3. What Other Articles Are Linked On The Page?: Often at the bottom of clickbait filled or fake news sites, they will have links to “other stories of interest”- or in other words- “other links they want you to click on”. These articles are likely not related to the article you wanted to read on that page, and have catchy taglines like “Following this one simple trick helped me lose 10lbs…”. The pictures and titles are creatively done to make you want to click to read more….and when you do, you’re taken to another website, and you’ve just fallen victim to clickbait.
4. Who Is Sharing It?: We all know someone who emails or shares the links to these virus/spyware laden clickbait style articles. If you see someone has shared something with you, and you’re pretty sure it’s fake, TELL THEM. Check snopes.com to see if that email forward they sent you is really true. If it’s online, consider commenting if you question the source and let other readers question its validity as well. Sometimes, people just aren’t tech savvy enough to know how to spot fake or embellished articles online, and so they share them unknowingly and make the water all the muddier. When you see that next celebrity opening their “box of the month club” in a Facebook live video….realize that they’re being paid to do so, and the intent is that you click on the link and sign up for yours today. It’s also important to consider that maybe your friend sharing articles doesn’t even know they’re doing it. Their account could have been compromised, and now it’s posting on their behalf- same thing with those emails they send that just include a link. When it happens- contact the user right away and have them change their password to prevent more damage. While it might be hard, I urge you to consider restraint when clicking to read articles that are shared online or emailed to you….especially if the sender is notorious for it.

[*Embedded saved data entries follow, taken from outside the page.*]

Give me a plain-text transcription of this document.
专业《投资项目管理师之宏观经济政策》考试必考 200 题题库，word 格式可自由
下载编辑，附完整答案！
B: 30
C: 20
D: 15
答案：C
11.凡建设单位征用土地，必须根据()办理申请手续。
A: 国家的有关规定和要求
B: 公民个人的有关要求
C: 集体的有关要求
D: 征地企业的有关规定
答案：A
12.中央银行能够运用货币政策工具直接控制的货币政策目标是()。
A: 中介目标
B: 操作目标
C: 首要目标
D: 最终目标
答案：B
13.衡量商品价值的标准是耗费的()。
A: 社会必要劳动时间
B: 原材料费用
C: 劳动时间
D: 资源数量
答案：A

5. Look For Facts!: Lastly, if you question the facts in the email, look for items you can look up to verify and validate the email. Check the date, the author, or the context with another quick google search and see what comes up. If it’s a quote someone said, google the quote and look for a video with before or after context. That email for a prayer request for the toddler who shot himself with a nail gun totally tugs at our heartsrtings….but a quick check on snopes.com shows us that this story has been circulating for a long time, and there’s little chance it’s relevant anymore, if not real.